Extreme is buying out its pet project, Optranet. Investors ask: why?

January 2, 2001

3 Min Read
Extreme Spins In Optranet

Extreme Networks Inc. (Nasdaq: EXTR), a company that makes Layer 3 Ethernet switching gear, started the New Year with a thud. This morning (Tuesday) it announced that it had bought stealthy startup Optranet for 2 million shares of Extreme stock -- then refused to tell anybody why it did the deal (see Extreme Acquires Optranet).

"We're in a quiet period right now," says Gordon Stitt, Extreme's CEO. "It's not the right time to talk about our future strategy." Investors responded by sending the company’s stock down about 27 percent to $28 a share, decreasing the value of the deal from roughly $78 million to about $56 million. Nasdaq's 7 percent decline on the day did not help matters.

Optranet, which officially launched last January, received less than 20 percent of its $6.7 million in funding from Extreme. That makes Optranet a “spin-in” -- a startup bought by the company that funded it. The two companies have been working closely throughout the year, sharing licenses for development, says Stitt.

But the history between the two companies goes back even further. Optranet’s CEO Darrel Scherbarth was VP of engineering at Network Peripherals, the company founded by Stitt prior to Extreme. Other key engineering executives at Extreme came from Network Peripheral. Stephen Haddock, Extreme's VP and CTO, was Network Peripheral's chief engineer, and Herb Schneider, Extreme’s current VP of engineering, was engineering manager.

So what is Extreme getting out of this deal?

That’s the question of the day. According to a vague description on its Website, Optranet claims to be developing a hardware product geared toward the multitenant unit market. Some analysts have speculated that the company is targeting the digital subscriber and service provisioning, putting it head-to-head with companies like Tut Systems Inc. and Elastic Networks. But neither Extreme nor Optranet is talking publicly about specifics.

"This is a competitive business," says Stitt. "Optranet's site is vague on purpose. We don’t want our strategy widely available to our competitors. To assume there is nothing there because we haven't gone into detail is wrong. There are a lot of reasons we made the investment, and they will become obvious in the next couple of weeks."

More than products or technology, the biggest asset that Extreme gains from the deal seems to be the company's engineers. Optranet has about 50 employees, the vast majority of whom are engineers. This is a considerable boost to Extreme's engineering team, which at last count in September had roughly 120 to 140 engineers on staff.
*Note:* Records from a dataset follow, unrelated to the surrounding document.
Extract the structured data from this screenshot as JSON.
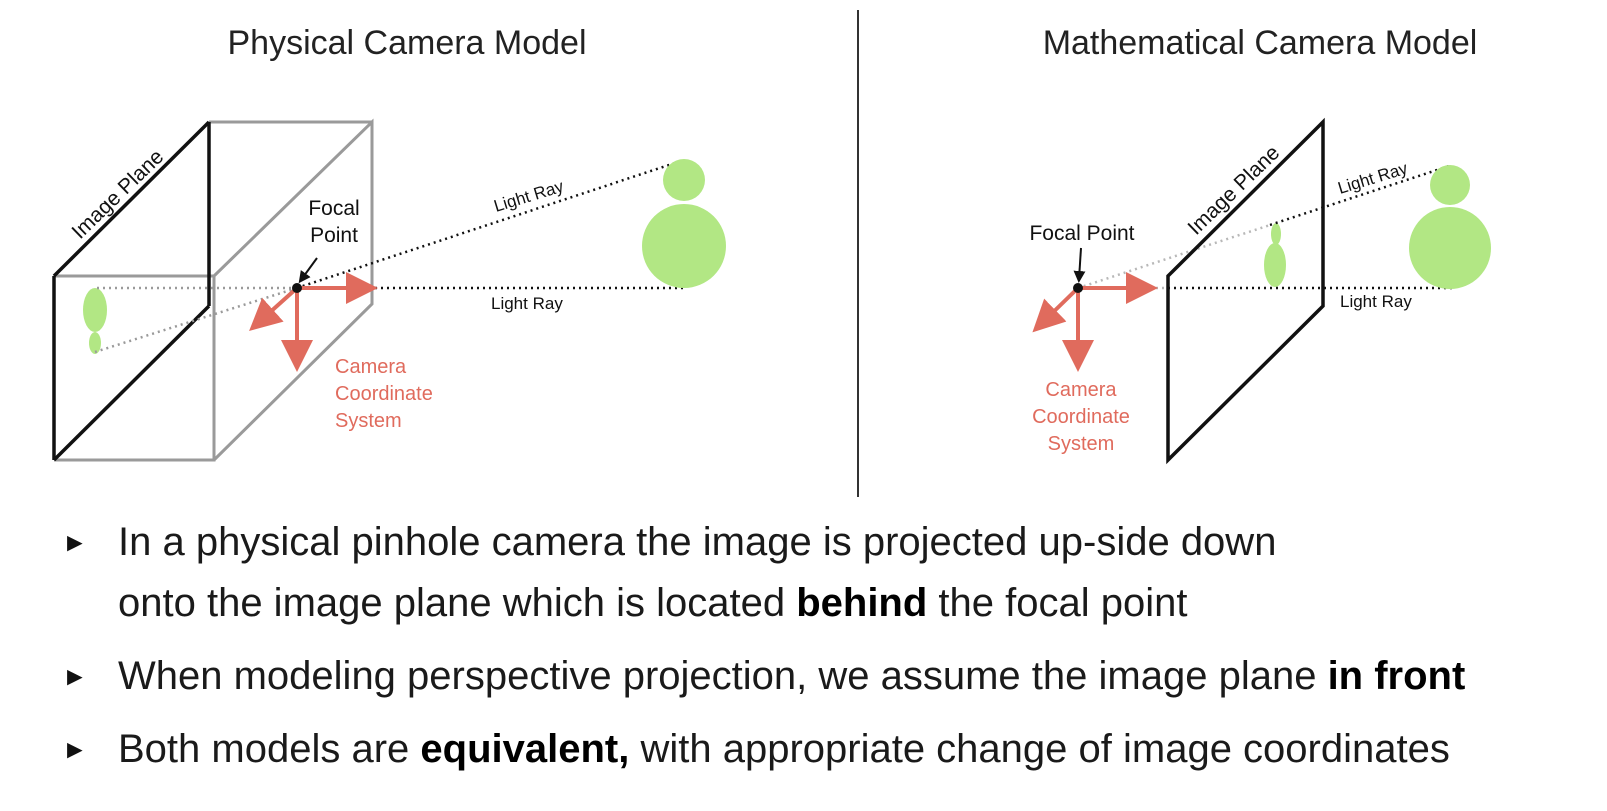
{
  "left_panel": {
    "title": "Physical Camera Model",
    "image_plane_label": "Image Plane",
    "focal_label_line1": "Focal",
    "focal_label_line2": "Point",
    "ray_label_top": "Light Ray",
    "ray_label_bottom": "Light Ray",
    "coord_line1": "Camera",
    "coord_line2": "Coordinate",
    "coord_line3": "System"
  },
  "right_panel": {
    "title": "Mathematical Camera Model",
    "image_plane_label": "Image Plane",
    "focal_label": "Focal Point",
    "ray_label_top": "Light Ray",
    "ray_label_bottom": "Light Ray",
    "coord_line1": "Camera",
    "coord_line2": "Coordinate",
    "coord_line3": "System"
  },
  "colors": {
    "object_green": "#b2e784",
    "axis_red": "#e06b5d",
    "box_gray": "#9a9a9a",
    "divider": "#333333"
  },
  "bullets": [
    {
      "marker": "►",
      "line1": "In a physical pinhole camera the image is projected up-side down",
      "line2_pre": "onto the image plane which is located ",
      "line2_bold": "behind",
      "line2_post": " the focal point"
    },
    {
      "marker": "►",
      "pre": "When modeling perspective projection, we assume the image plane ",
      "bold": "in front",
      "post": ""
    },
    {
      "marker": "►",
      "pre": "Both models are ",
      "bold": "equivalent,",
      "post": " with appropriate change of image coordinates"
    }
  ]
}
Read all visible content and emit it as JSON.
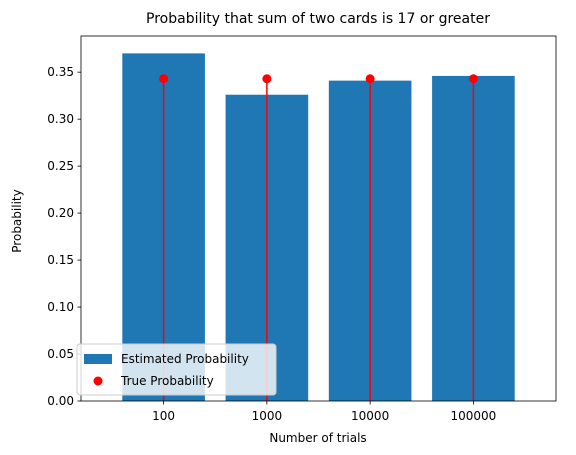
{
  "chart_data": {
    "type": "bar",
    "title": "Probability that sum of two cards is 17 or greater",
    "xlabel": "Number of trials",
    "ylabel": "Probability",
    "categories": [
      "100",
      "1000",
      "10000",
      "100000"
    ],
    "ylim": [
      0,
      0.3885
    ],
    "yticks": [
      "0.00",
      "0.05",
      "0.10",
      "0.15",
      "0.20",
      "0.25",
      "0.30",
      "0.35"
    ],
    "grid": false,
    "legend_position": "lower-left",
    "series": [
      {
        "name": "Estimated Probability",
        "type": "bar",
        "color": "#1f77b4",
        "values": [
          0.37,
          0.326,
          0.341,
          0.346
        ]
      },
      {
        "name": "True Probability",
        "type": "stem",
        "color": "#ff0000",
        "values": [
          0.343,
          0.343,
          0.343,
          0.343
        ]
      }
    ]
  }
}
Extreme has been working hard to shed its enterprise switching persona and transform itself into a service provider equipment company. Over the last year, it has marketed its current family of switches for use in service provider networks. And it has announced a new product line called Alpine for use in the metropolitan area network (see Extreme Launches A Sonet Killer).

Despite such efforts, the company hasn’t been able to get beyond simple Layer 3 switching, according to some analysts.

"The Extreme boxes weren’t built around services,” says Scott Clavenna, president of PointEast Research LLC and director of research at Light Reading. "They are used by service providers to provide Layer 3 switching from one point to the next. They don’t have service intelligence built in, and they don’t offer much in the way of provisioning."Extreme expects to close the deal by January 31, 2001, and it will provide more information on the acquisition on or before its investor conference on January 17.